Why is sharing knowledge relevant and important?
Thinking about industrial or commercial perpetuity or the business of sustaining education; will they survive without transferred knowledge from parting workers to seemingly younger workers or, students whose minds have yet to develop?
Parting workers, usually elder workers, have spent likely decades in studying and analyzing concepts and procedures to facilitate production or movement within an organization that will be lost once they part with the company they presently serve.
Some have referred to this as Brain Drain, the absence of knowledge in the workforce once this exiting process is complete.
Often the parting worker is left with the unproductive activity of his knowledge, left to wither as if on a dying vine.
Elder workers are seen by the younger workforce as incapable of or lack the energy or knowledge, to be relevant today.
The irrelevance of the knowledge taken from the workplace, lies within the ignorance and minds of the younger worker.
Perhaps through ignorance, disconnection, ego or, some other adjective that describes the arrogance of disallowing shared knowledge. Intimidation comes to mind but, do younger workers lack the knowledge to understand themselves?
I understand the “Can Do” attitude that lies within the ego of the younger worker but, I also understand the lack of understanding in what the younger worker does not know.
It seems so simple from afar, to look back and see this all acting out in our understanding of the matter.
Unfair to the elderly, you say? Unfair to the consumer, you say? Unfair to the economy, you say?
I say, Unfair to Mankind!
So much has transpired in creating the environment in which we live today.
Hasn’t it been the result of the older workers’ contribution to mankind that has created this opportunity for us today?
That opportunity is whatever you wish it to be!

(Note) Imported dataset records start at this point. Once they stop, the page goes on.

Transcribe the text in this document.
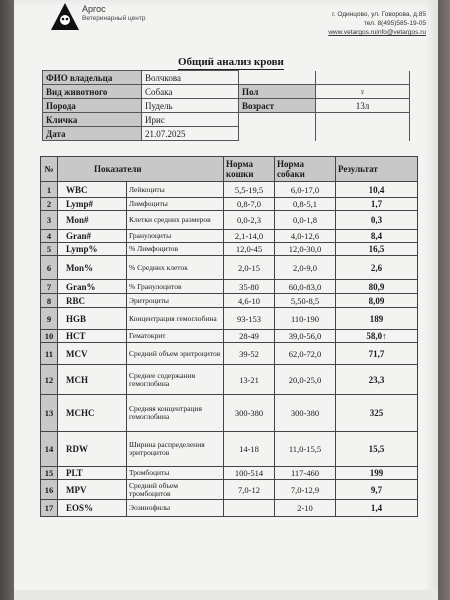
Аргос
Ветеринарный центр
г. Одинцово, ул. Говорова, д.85
тел. 8(495)585-19-05
www.vetargos.ruinfo@vetargos.ru
Общий анализ крови
ФИО владельца	Волчкова		
Вид животного	Собака	Пол	♀
Порода	Пудель	Возраст	13л
Кличка	Ирис		
Дата	21.07.2025		
№	Показатели		Норма кошки	Норма собаки	Результат
1	WBC	Лейкоциты	5,5-19,5	6,0-17,0	10,4
2	Lymp#	Лимфоциты	0,8-7,0	0,8-5,1	1,7
3	Mon#	Клетки средних размеров	0,0-2,3	0,0-1,8	0,3
4	Gran#	Гранулоциты	2,1-14,0	4,0-12,6	8,4
5	Lymp%	% Лимфоцитов	12,0-45	12,0-30,0	16,5
6	Mon%	% Средних клеток	2,0-15	2,0-9,0	2,6
7	Gran%	% Гранулоцитов	35-80	60,0-83,0	80,9
8	RBC	Эритроциты	4,6-10	5,50-8,5	8,09
9	HGB	Концентрация гемоглобина	93-153	110-190	189
10	HCT	Гематокрит	28-49	39,0-56,0	58,0↑
11	MCV	Средний объем эритроцитов	39-52	62,0-72,0	71,7
12	MCH	Среднее содержания гемоглобина	13-21	20,0-25,0	23,3
13	MCHC	Средняя концентрация гемоглобина	300-380	300-380	325
14	RDW	Ширина распределения эритроцитов	14-18	11,0-15,5	15,5
15	PLT	Тромбоциты	100-514	117-460	199
16	MPV	Средний объем тромбоцитов	7,0-12	7,0-12,9	9,7
17	EOS%	Эозинофилы		2-10	1,4
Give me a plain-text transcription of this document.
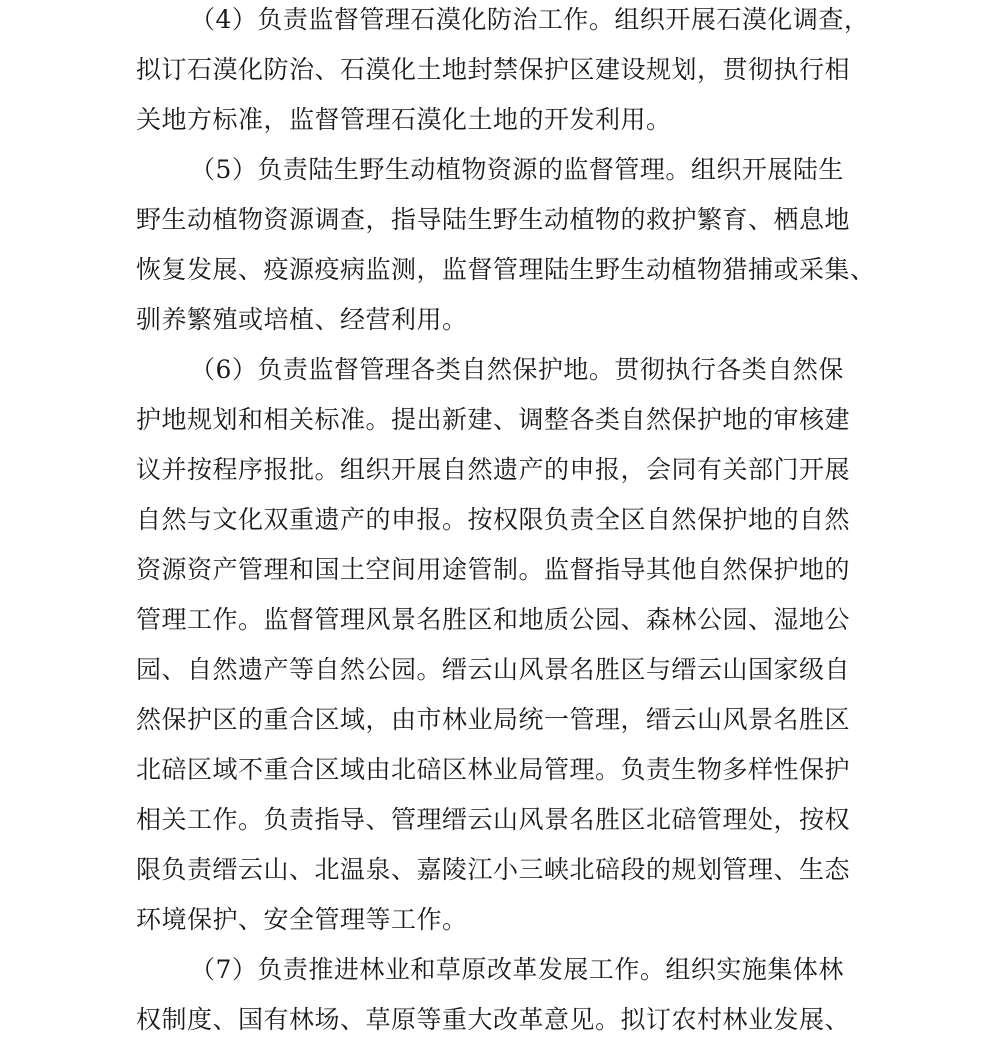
（4）负责监督管理石漠化防治工作。组织开展石漠化调查，
拟订石漠化防治、石漠化土地封禁保护区建设规划，贯彻执行相
关地方标准，监督管理石漠化土地的开发利用。
（5）负责陆生野生动植物资源的监督管理。组织开展陆生
野生动植物资源调查，指导陆生野生动植物的救护繁育、栖息地
恢复发展、疫源疫病监测，监督管理陆生野生动植物猎捕或采集、
驯养繁殖或培植、经营利用。
（6）负责监督管理各类自然保护地。贯彻执行各类自然保
护地规划和相关标准。提出新建、调整各类自然保护地的审核建
议并按程序报批。组织开展自然遗产的申报，会同有关部门开展
自然与文化双重遗产的申报。按权限负责全区自然保护地的自然
资源资产管理和国土空间用途管制。监督指导其他自然保护地的
管理工作。监督管理风景名胜区和地质公园、森林公园、湿地公
园、自然遗产等自然公园。缙云山风景名胜区与缙云山国家级自
然保护区的重合区域，由市林业局统一管理，缙云山风景名胜区
北碚区域不重合区域由北碚区林业局管理。负责生物多样性保护
相关工作。负责指导、管理缙云山风景名胜区北碚管理处，按权
限负责缙云山、北温泉、嘉陵江小三峡北碚段的规划管理、生态
环境保护、安全管理等工作。
（7）负责推进林业和草原改革发展工作。组织实施集体林
权制度、国有林场、草原等重大改革意见。拟订农村林业发展、
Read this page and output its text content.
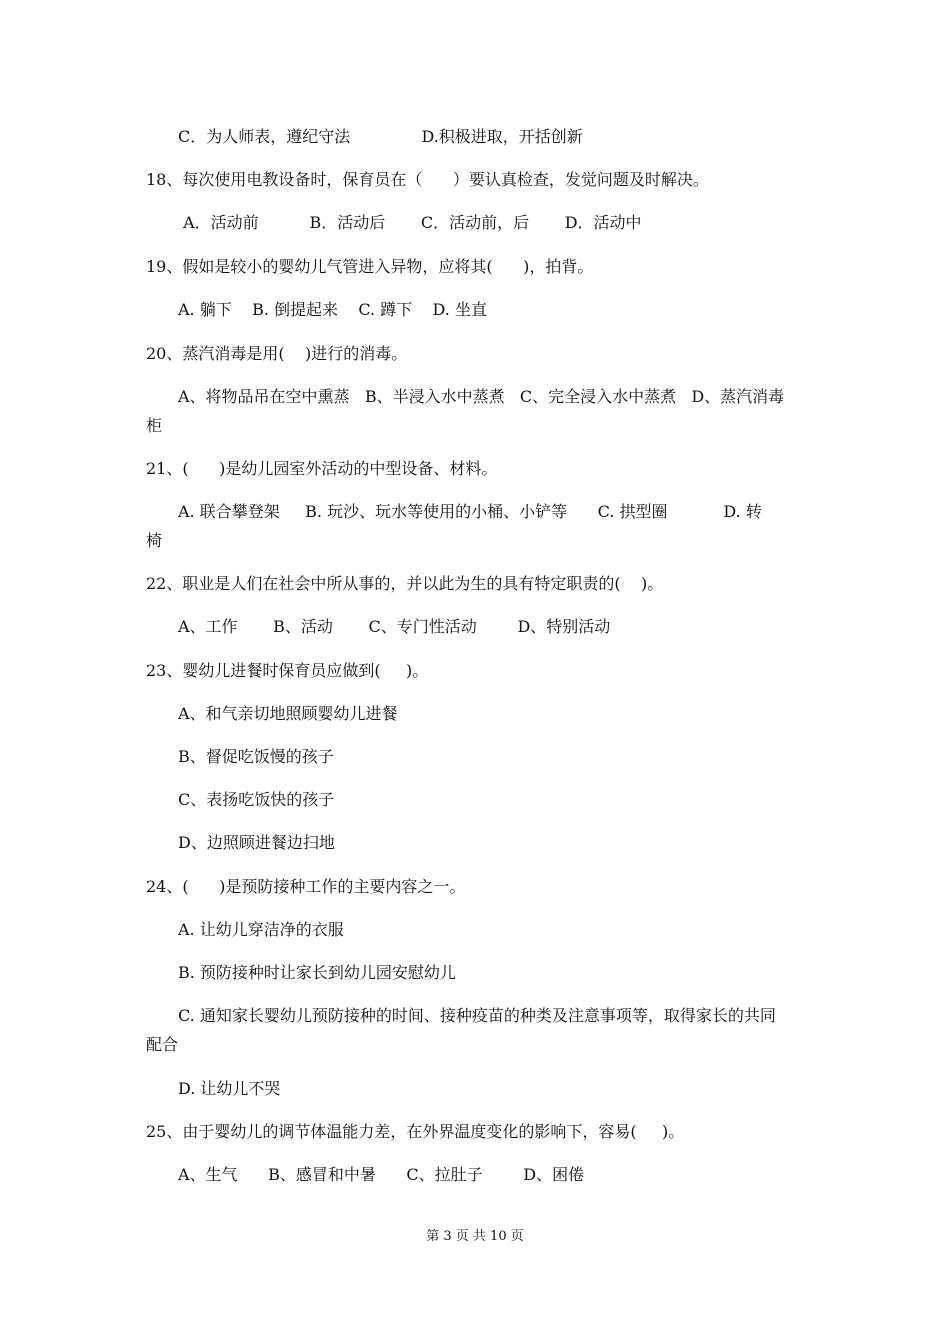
C．为人师表，遵纪守法              D.积极进取，开括创新
18、每次使用电教设备时，保育员在（      ）要认真检查，发觉问题及时解决。
A．活动前          B．活动后       C．活动前，后       D．活动中
19、假如是较小的婴幼儿气管进入异物，应将其(      )，拍背。
A. 躺下    B. 倒提起来    C. 蹲下    D. 坐直
20、蒸汽消毒是用(    )进行的消毒。
A、将物品吊在空中熏蒸   B、半浸入水中蒸煮   C、完全浸入水中蒸煮   D、蒸汽消毒
柜
21、(      )是幼儿园室外活动的中型设备、材料。
A. 联合攀登架     B. 玩沙、玩水等使用的小桶、小铲等      C. 拱型圈           D. 转
椅
22、职业是人们在社会中所从事的，并以此为生的具有特定职责的(    )。
A、工作       B、活动       C、专门性活动        D、特别活动
23、婴幼儿进餐时保育员应做到(     )。
A、和气亲切地照顾婴幼儿进餐
B、督促吃饭慢的孩子
C、表扬吃饭快的孩子
D、边照顾进餐边扫地
24、(      )是预防接种工作的主要内容之一。
A. 让幼儿穿洁净的衣服
B. 预防接种时让家长到幼儿园安慰幼儿
C. 通知家长婴幼儿预防接种的时间、接种疫苗的种类及注意事项等，取得家长的共同
配合
D. 让幼儿不哭
25、由于婴幼儿的调节体温能力差，在外界温度变化的影响下，容易(     )。
A、生气      B、感冒和中暑      C、拉肚子        D、困倦
第 3 页 共 10 页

That is the contribution of the retiring worker. The opportunity that we glean today from the activities of others that have gone before us, was created by a mind that will no longer be available to us in perpetuity--lost forever.
Think about Albert Einstein and the many contributions to mankind he left behind for us to traverse to this point in time. Wouldn’t we be much more educated if his mind was still available to us? Of course!
And, in a way, his mind is still with us in that we have recordings of his accomplishments and contributions to mankind.
But, do we have the use of his mind today?
May we get a response from this learned mind for a present day equation needing to be solved? Of course not.
With this short essay about knowledge lost, I think we can see the value to mankind in retaining the minds of departing workers in that they will share their knowledge with us to facilitate the next great happening for mankind?
Capturing the minds of departing workers will create an environment and library of knowledge for mankind that will facilitate growth and development into perpetuity.
A departing mind, withering on a decaying vine, is lost knowledge, forever gone, never again to assist mankind in developing further.
Casting aside the minds that have created your environment, is counter-productive to mankind’s perpetuity.